Dimitri
Senior Member
Notice that the "break-in" is not that many hours at all. And the 100 hour recommendation is in the fatigue area!
Started to forget what we are arguing about.
It started with "do they break-in?" It seems they answers is yes with a BIG BUT
...but it doesn't take as long
...but it doesn't make any audible difference and anyone who says otherwise is delusional
The graph does show A) aging exists and B) some age more graciously than others
" significant differences in the aging
characteristic as illustrated in Fig. 1 where speaker 1
showed a stronger break-in effect but a lower fatigue
than speaker 2."
Which unless I'm reading it wrong, after 100 hours you either have a speaker that starts going downhill rapidly or not.
And in the same paper:
"2.1. Previous Research
Although break-in and fatigue effects of loudspeaker
suspensions are well known phenomena reported in
many papers such as in [1] and [3], this issue has never
been investigated in greater detail by loudspeaker
research. In material science, however, there are plenty
of activities on the fatigue of metals, elastomers such as
rubber, impregnated glass fibers and other compounds
to investigate the nucleation and growth of cracks and to
predict the final break of the material [4-11]."
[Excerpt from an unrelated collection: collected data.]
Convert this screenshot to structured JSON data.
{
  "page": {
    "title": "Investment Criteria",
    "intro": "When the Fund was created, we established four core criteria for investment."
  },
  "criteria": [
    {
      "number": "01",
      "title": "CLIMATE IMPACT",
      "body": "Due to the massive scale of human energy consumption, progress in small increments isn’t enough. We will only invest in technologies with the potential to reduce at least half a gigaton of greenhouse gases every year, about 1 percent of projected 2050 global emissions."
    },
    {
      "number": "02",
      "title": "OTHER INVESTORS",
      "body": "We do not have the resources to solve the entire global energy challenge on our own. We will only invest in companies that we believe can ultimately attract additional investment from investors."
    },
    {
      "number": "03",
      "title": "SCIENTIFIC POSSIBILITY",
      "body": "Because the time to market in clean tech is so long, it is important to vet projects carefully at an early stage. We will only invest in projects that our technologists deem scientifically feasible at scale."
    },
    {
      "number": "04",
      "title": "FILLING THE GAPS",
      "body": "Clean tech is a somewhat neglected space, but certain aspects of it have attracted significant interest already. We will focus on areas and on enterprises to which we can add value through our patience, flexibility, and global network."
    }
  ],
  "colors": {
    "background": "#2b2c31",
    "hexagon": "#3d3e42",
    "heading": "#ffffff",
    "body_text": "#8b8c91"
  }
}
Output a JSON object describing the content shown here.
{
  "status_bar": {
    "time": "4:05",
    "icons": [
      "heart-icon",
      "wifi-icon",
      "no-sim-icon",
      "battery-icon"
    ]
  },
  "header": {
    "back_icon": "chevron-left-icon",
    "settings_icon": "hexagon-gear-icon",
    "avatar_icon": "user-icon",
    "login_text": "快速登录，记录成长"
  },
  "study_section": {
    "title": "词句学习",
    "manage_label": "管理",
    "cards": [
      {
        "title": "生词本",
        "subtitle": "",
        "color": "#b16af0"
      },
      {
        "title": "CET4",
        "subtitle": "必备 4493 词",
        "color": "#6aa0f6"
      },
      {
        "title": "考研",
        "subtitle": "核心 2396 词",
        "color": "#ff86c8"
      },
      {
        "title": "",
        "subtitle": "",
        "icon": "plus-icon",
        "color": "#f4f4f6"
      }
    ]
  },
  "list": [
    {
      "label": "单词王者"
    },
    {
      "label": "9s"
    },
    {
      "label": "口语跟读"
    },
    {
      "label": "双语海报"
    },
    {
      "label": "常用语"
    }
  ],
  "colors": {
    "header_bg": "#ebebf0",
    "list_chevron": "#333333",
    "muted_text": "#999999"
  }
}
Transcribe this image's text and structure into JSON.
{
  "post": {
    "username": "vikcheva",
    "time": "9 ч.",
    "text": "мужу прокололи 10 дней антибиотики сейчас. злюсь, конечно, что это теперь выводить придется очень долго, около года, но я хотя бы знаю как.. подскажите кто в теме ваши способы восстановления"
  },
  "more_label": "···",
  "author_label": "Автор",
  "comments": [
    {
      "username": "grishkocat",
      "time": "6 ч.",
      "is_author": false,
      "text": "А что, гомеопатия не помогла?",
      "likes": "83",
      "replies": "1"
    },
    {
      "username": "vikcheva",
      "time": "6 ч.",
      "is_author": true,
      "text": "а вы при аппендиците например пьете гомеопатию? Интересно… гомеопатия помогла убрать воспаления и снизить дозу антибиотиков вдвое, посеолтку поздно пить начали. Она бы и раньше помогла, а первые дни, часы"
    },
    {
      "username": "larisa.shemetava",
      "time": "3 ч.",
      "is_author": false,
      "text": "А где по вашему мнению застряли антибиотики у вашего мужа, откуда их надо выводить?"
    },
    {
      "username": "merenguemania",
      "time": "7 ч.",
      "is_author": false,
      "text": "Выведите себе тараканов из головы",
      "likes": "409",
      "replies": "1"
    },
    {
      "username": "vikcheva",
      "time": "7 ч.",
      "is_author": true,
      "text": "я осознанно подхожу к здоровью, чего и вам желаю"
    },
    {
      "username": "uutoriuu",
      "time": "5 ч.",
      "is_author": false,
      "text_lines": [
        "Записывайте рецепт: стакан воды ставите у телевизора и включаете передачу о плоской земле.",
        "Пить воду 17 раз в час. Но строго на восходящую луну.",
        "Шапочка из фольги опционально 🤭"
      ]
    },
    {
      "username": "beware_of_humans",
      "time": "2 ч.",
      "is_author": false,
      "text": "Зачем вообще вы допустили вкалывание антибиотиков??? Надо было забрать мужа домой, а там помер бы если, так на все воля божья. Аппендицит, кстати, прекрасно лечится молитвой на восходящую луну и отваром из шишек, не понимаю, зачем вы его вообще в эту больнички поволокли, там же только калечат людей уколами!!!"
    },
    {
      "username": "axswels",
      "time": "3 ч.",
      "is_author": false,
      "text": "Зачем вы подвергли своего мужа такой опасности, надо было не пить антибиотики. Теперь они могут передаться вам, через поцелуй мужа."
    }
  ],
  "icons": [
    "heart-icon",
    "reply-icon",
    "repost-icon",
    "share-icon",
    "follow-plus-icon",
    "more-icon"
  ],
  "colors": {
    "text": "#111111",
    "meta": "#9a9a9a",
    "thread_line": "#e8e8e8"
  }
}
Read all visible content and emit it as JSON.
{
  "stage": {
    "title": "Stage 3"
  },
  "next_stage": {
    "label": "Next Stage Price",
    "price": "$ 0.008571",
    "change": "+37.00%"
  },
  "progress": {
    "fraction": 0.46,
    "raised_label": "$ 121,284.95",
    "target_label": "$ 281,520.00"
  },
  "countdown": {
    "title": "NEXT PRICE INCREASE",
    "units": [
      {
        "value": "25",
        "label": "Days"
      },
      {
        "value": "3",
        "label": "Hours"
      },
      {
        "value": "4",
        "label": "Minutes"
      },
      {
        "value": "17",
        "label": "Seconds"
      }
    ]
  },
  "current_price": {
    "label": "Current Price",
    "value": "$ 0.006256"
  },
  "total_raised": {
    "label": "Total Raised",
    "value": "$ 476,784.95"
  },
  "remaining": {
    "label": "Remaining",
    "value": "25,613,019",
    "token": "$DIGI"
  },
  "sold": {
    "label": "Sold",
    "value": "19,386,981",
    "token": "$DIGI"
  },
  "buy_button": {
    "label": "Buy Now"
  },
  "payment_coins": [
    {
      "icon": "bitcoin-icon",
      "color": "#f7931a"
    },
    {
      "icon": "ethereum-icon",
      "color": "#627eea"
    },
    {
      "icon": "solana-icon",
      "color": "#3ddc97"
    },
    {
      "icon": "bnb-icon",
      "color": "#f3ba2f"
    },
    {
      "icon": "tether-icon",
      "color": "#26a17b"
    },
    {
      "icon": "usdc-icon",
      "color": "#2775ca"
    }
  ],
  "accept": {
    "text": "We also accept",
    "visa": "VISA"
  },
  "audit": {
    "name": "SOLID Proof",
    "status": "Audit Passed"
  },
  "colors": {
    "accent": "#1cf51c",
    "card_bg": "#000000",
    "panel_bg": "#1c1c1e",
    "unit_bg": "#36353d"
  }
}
Audible break-in effects remind me of every claimed UFO picture of video. It's always too blurry to see any details other than a fast or hovering "thing".
With speakers it should be so much easier.*
New speaker out of the box. Play something. Record it. Measure it.
Politely "blast" some music for 50 hours. Play something. Record it. Measure it.
Politely "blast" some more music for another 50 hours. Play something. Record it. Measure it.
Compare. Publish. Done.
* Easier than a getting a clear shot of a UFO.